Department of Cardiology and Pulmonology, University of Göttingen, Göttingen, Germany.
J Am Coll Cardiol. 2010 Jan 26;55(4):357-67. doi: 10.1016/j.jacc.2009.09.031.
The purpose of this study was to examine the impact of obesity and weight loss on the angiogenic and regenerative capacity of endothelial progenitor cells (EPCs).
EPCs participate in angiogenesis and tissue repair. Several cardiovascular risk factors are associated with EPC dysfunction.

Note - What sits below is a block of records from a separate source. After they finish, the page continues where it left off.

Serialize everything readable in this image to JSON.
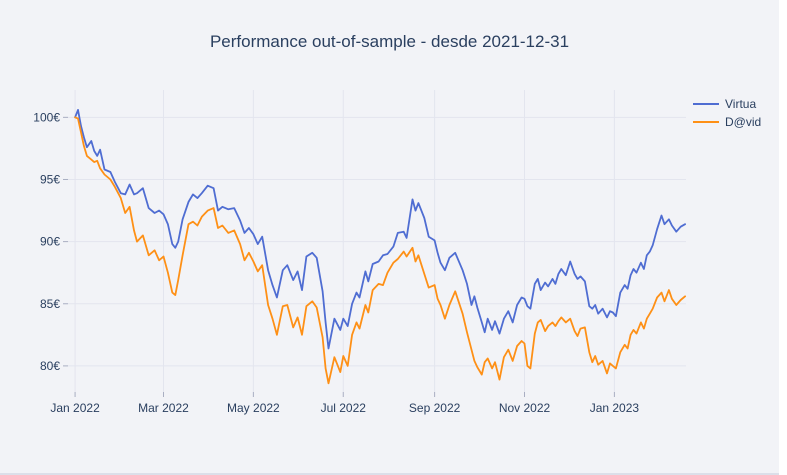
{
  "figure": {
    "title": "Performance out-of-sample - desde 2021-12-31"
  },
  "legend": {
    "items": [
      {
        "label": "Virtua",
        "color": "#4f6dd2"
      },
      {
        "label": "D@vid",
        "color": "#fe9016"
      }
    ]
  },
  "colors": {
    "page": "#ffffff",
    "background": "#f2f3f7",
    "grid": "#e3e5ee",
    "tick": "#a9aec2",
    "text": "#2a3f5f",
    "bottom_edge": "#dcdfe9"
  },
  "chart_data": {
    "type": "line",
    "title": "Performance out-of-sample - desde 2021-12-31",
    "x_unit": "days since 2021-12-31",
    "xlim": [
      -4.8,
      414.6
    ],
    "ylim": [
      77.9,
      102.2
    ],
    "grid": true,
    "legend_position": "top-right",
    "x_ticks": [
      {
        "day": 0,
        "label": "Jan 2022"
      },
      {
        "day": 60,
        "label": "Mar 2022"
      },
      {
        "day": 121,
        "label": "May 2022"
      },
      {
        "day": 182,
        "label": "Jul 2022"
      },
      {
        "day": 244,
        "label": "Sep 2022"
      },
      {
        "day": 305,
        "label": "Nov 2022"
      },
      {
        "day": 366,
        "label": "Jan 2023"
      }
    ],
    "y_ticks": [
      {
        "value": 80,
        "label": "80€"
      },
      {
        "value": 85,
        "label": "85€"
      },
      {
        "value": 90,
        "label": "90€"
      },
      {
        "value": 95,
        "label": "95€"
      },
      {
        "value": 100,
        "label": "100€"
      }
    ],
    "columns": [
      "day",
      "Virtua",
      "D@vid"
    ],
    "series": [
      {
        "name": "Virtua",
        "color": "#4f6dd2",
        "column": 1
      },
      {
        "name": "D@vid",
        "color": "#fe9016",
        "column": 2
      }
    ],
    "points": [
      [
        0,
        100.0,
        100.0
      ],
      [
        2,
        100.6,
        99.9
      ],
      [
        4,
        99.3,
        98.8
      ],
      [
        6,
        98.4,
        97.7
      ],
      [
        8,
        97.6,
        96.9
      ],
      [
        11,
        98.1,
        96.6
      ],
      [
        13,
        97.3,
        96.4
      ],
      [
        15,
        96.9,
        96.5
      ],
      [
        17,
        97.4,
        95.9
      ],
      [
        20,
        95.8,
        95.4
      ],
      [
        24,
        95.6,
        95.0
      ],
      [
        27,
        94.8,
        94.4
      ],
      [
        31,
        93.9,
        93.5
      ],
      [
        34,
        93.8,
        92.3
      ],
      [
        37,
        94.6,
        92.8
      ],
      [
        40,
        93.8,
        90.9
      ],
      [
        42,
        93.9,
        90.0
      ],
      [
        46,
        94.3,
        90.5
      ],
      [
        50,
        92.7,
        88.9
      ],
      [
        54,
        92.3,
        89.3
      ],
      [
        57,
        92.5,
        88.5
      ],
      [
        60,
        92.2,
        88.8
      ],
      [
        63,
        91.4,
        87.5
      ],
      [
        66,
        89.8,
        85.9
      ],
      [
        68,
        89.5,
        85.7
      ],
      [
        70,
        90.0,
        86.9
      ],
      [
        73,
        91.8,
        88.9
      ],
      [
        77,
        93.2,
        91.4
      ],
      [
        80,
        93.8,
        91.6
      ],
      [
        83,
        93.5,
        91.3
      ],
      [
        86,
        93.9,
        92.0
      ],
      [
        90,
        94.5,
        92.5
      ],
      [
        94,
        94.3,
        92.7
      ],
      [
        97,
        92.5,
        91.1
      ],
      [
        100,
        92.8,
        91.3
      ],
      [
        104,
        92.6,
        90.7
      ],
      [
        108,
        92.7,
        90.9
      ],
      [
        112,
        91.7,
        89.8
      ],
      [
        115,
        90.7,
        88.5
      ],
      [
        118,
        91.1,
        89.1
      ],
      [
        121,
        90.6,
        88.4
      ],
      [
        124,
        89.8,
        87.6
      ],
      [
        127,
        90.4,
        88.1
      ],
      [
        131,
        87.7,
        84.9
      ],
      [
        134,
        86.5,
        83.8
      ],
      [
        137,
        85.5,
        82.5
      ],
      [
        141,
        87.7,
        84.8
      ],
      [
        144,
        88.1,
        84.9
      ],
      [
        148,
        86.9,
        83.1
      ],
      [
        151,
        87.6,
        83.9
      ],
      [
        154,
        86.1,
        82.5
      ],
      [
        157,
        88.8,
        84.8
      ],
      [
        161,
        89.1,
        85.2
      ],
      [
        164,
        88.7,
        84.7
      ],
      [
        168,
        86.0,
        82.3
      ],
      [
        170,
        83.5,
        79.8
      ],
      [
        172,
        81.4,
        78.6
      ],
      [
        176,
        83.8,
        80.7
      ],
      [
        180,
        82.9,
        79.5
      ],
      [
        182,
        83.8,
        80.8
      ],
      [
        185,
        83.2,
        80.0
      ],
      [
        188,
        85.0,
        82.5
      ],
      [
        191,
        85.9,
        83.5
      ],
      [
        193,
        85.5,
        83.0
      ],
      [
        197,
        87.6,
        84.9
      ],
      [
        199,
        86.8,
        84.3
      ],
      [
        202,
        88.2,
        86.1
      ],
      [
        206,
        88.4,
        86.6
      ],
      [
        209,
        88.9,
        86.5
      ],
      [
        212,
        89.0,
        87.5
      ],
      [
        216,
        89.6,
        88.3
      ],
      [
        219,
        90.7,
        88.6
      ],
      [
        223,
        90.8,
        89.2
      ],
      [
        225,
        90.3,
        88.8
      ],
      [
        229,
        93.4,
        89.5
      ],
      [
        231,
        92.5,
        88.4
      ],
      [
        233,
        93.1,
        88.9
      ],
      [
        237,
        91.9,
        87.4
      ],
      [
        240,
        90.4,
        86.3
      ],
      [
        244,
        90.1,
        86.5
      ],
      [
        246,
        89.1,
        85.4
      ],
      [
        248,
        88.3,
        84.9
      ],
      [
        251,
        87.7,
        83.8
      ],
      [
        254,
        88.7,
        84.9
      ],
      [
        258,
        89.1,
        86.0
      ],
      [
        263,
        87.7,
        84.2
      ],
      [
        266,
        86.6,
        82.7
      ],
      [
        269,
        84.9,
        81.3
      ],
      [
        271,
        85.6,
        80.4
      ],
      [
        273,
        84.7,
        79.9
      ],
      [
        276,
        83.5,
        79.3
      ],
      [
        278,
        82.7,
        80.3
      ],
      [
        280,
        83.8,
        80.6
      ],
      [
        283,
        82.9,
        79.8
      ],
      [
        285,
        83.6,
        80.3
      ],
      [
        288,
        82.6,
        78.9
      ],
      [
        291,
        83.8,
        80.7
      ],
      [
        294,
        84.4,
        81.3
      ],
      [
        297,
        83.5,
        80.4
      ],
      [
        300,
        84.9,
        81.6
      ],
      [
        303,
        85.5,
        82.0
      ],
      [
        305,
        85.4,
        81.8
      ],
      [
        307,
        84.8,
        80.0
      ],
      [
        309,
        84.6,
        79.8
      ],
      [
        312,
        86.6,
        82.6
      ],
      [
        314,
        87.0,
        83.5
      ],
      [
        316,
        86.1,
        83.7
      ],
      [
        319,
        86.7,
        82.8
      ],
      [
        321,
        86.4,
        83.2
      ],
      [
        324,
        87.0,
        83.5
      ],
      [
        326,
        86.6,
        83.2
      ],
      [
        328,
        87.4,
        83.6
      ],
      [
        330,
        87.8,
        83.9
      ],
      [
        333,
        87.3,
        83.5
      ],
      [
        336,
        88.4,
        83.8
      ],
      [
        339,
        87.4,
        82.8
      ],
      [
        341,
        87.0,
        82.4
      ],
      [
        343,
        87.2,
        83.0
      ],
      [
        346,
        86.8,
        83.1
      ],
      [
        349,
        84.8,
        81.1
      ],
      [
        351,
        84.6,
        80.3
      ],
      [
        353,
        84.9,
        80.8
      ],
      [
        355,
        84.2,
        80.1
      ],
      [
        358,
        84.6,
        80.4
      ],
      [
        361,
        83.9,
        79.4
      ],
      [
        363,
        84.4,
        80.2
      ],
      [
        365,
        84.3,
        80.0
      ],
      [
        367,
        84.0,
        79.8
      ],
      [
        370,
        85.9,
        81.1
      ],
      [
        373,
        86.5,
        81.7
      ],
      [
        375,
        86.2,
        81.4
      ],
      [
        377,
        87.3,
        82.5
      ],
      [
        379,
        87.8,
        82.9
      ],
      [
        381,
        87.5,
        82.6
      ],
      [
        384,
        88.3,
        83.5
      ],
      [
        386,
        87.8,
        83.0
      ],
      [
        388,
        88.9,
        83.8
      ],
      [
        390,
        89.2,
        84.2
      ],
      [
        392,
        89.7,
        84.6
      ],
      [
        395,
        91.0,
        85.5
      ],
      [
        398,
        92.1,
        85.9
      ],
      [
        400,
        91.4,
        85.2
      ],
      [
        403,
        91.8,
        86.1
      ],
      [
        405,
        91.3,
        85.4
      ],
      [
        408,
        90.8,
        84.9
      ],
      [
        411,
        91.2,
        85.3
      ],
      [
        414,
        91.4,
        85.6
      ]
    ]
  }
}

Early outgrowth EPCs were isolated from 49 obese (age 42 +/- 14 years; body mass index 42 +/- 7 kg/m(2)) normoglycemic participants in a professional weight reduction program and compared with those from 49 age-matched lean controls. EPC function was tested both in vitro and in vivo.
EPCs expanded from the obese possessed reduced adhesive, migratory, and angiogenic capacity, and mice treated with obese EPCs exhibited reduced EPC homing in ischemic hind limbs in vivo. EPCs from the obese subjects failed to respond to conditioned medium of lean controls or to potent angiogenic factors such as vascular endothelial growth factor. Although no differences existed between lean and obese EPCs regarding the surface expression of vascular endothelial growth factor or chemokine receptors, basal p38 mitogen-activated protein kinase (MAPK) phosphorylation was elevated in obese EPCs (3.7 +/- 2.1-fold increase; p = 0.006). These cells also showed reduced secretion of the angiogenic chemokines interleukin-8 (p = 0.047) and monocyte chemoattractant protein-1 (p = 0.012). By inhibiting p38 MAPK, we could restore chemokine levels to those of lean control EPCs and also improve the angiogenic properties of obese EPCs. Accordingly, 6-month follow-up of 26 obese persons who achieved significant weight reduction revealed normalization of p38 MAPK phosphorylation levels and improved EPC function.
Obesity is associated with a reversible functional impairment of EPCs. This involves reduced secretion of angiogenic chemokines and increased basal phosphorylation of signaling molecules, notably p38 MAPK.
本研究旨在探讨肥胖和体重减轻对内皮祖细胞(EPC)的血管生成和再生能力的影响。
EPC 参与血管生成和组织修复。一些心血管危险因素与 EPC 功能障碍有关。
从 49 名参加专业减肥计划的肥胖(年龄 42±14 岁;体重指数 42±7kg/m²)的正常血糖参与者中分离早期生长 EPC,并与 49 名年龄匹配的瘦对照者进行比较。在体外和体内测试 EPC 功能。
从肥胖者中扩增的 EPC 具有降低的黏附、迁移和血管生成能力,并且用肥胖者的 EPC 治疗的小鼠在体内缺血性后肢中表现出减少的 EPC 归巢。肥胖者的 EPC 对瘦对照组的条件培养基或血管内皮生长因子等有效的血管生成因子无反应。虽然瘦和肥胖者的 EPC 在血管内皮生长因子或趋化因子受体的表面表达上没有差异,但肥胖者的 EPC 中基础 p38 丝裂原活化蛋白激酶(MAPK)磷酸化水平升高(增加 3.7±2.1 倍;p=0.006)。这些细胞也显示出降低的血管生成趋化因子白细胞介素-8(p=0.047)和单核细胞趋化蛋白-1(p=0.012)的分泌。通过抑制 p38 MAPK,我们可以将趋化因子水平恢复到瘦对照组 EPC 的水平,并改善肥胖者 EPC 的血管生成特性。因此,对 26 名体重显著减轻的肥胖者进行 6 个月的随访显示,p38 MAPK 磷酸化水平正常化和 EPC 功能改善。
肥胖与 EPC 的功能障碍有关,这种障碍涉及到血管生成趋化因子分泌减少和信号分子,特别是 p38 MAPK 的基础磷酸化增加。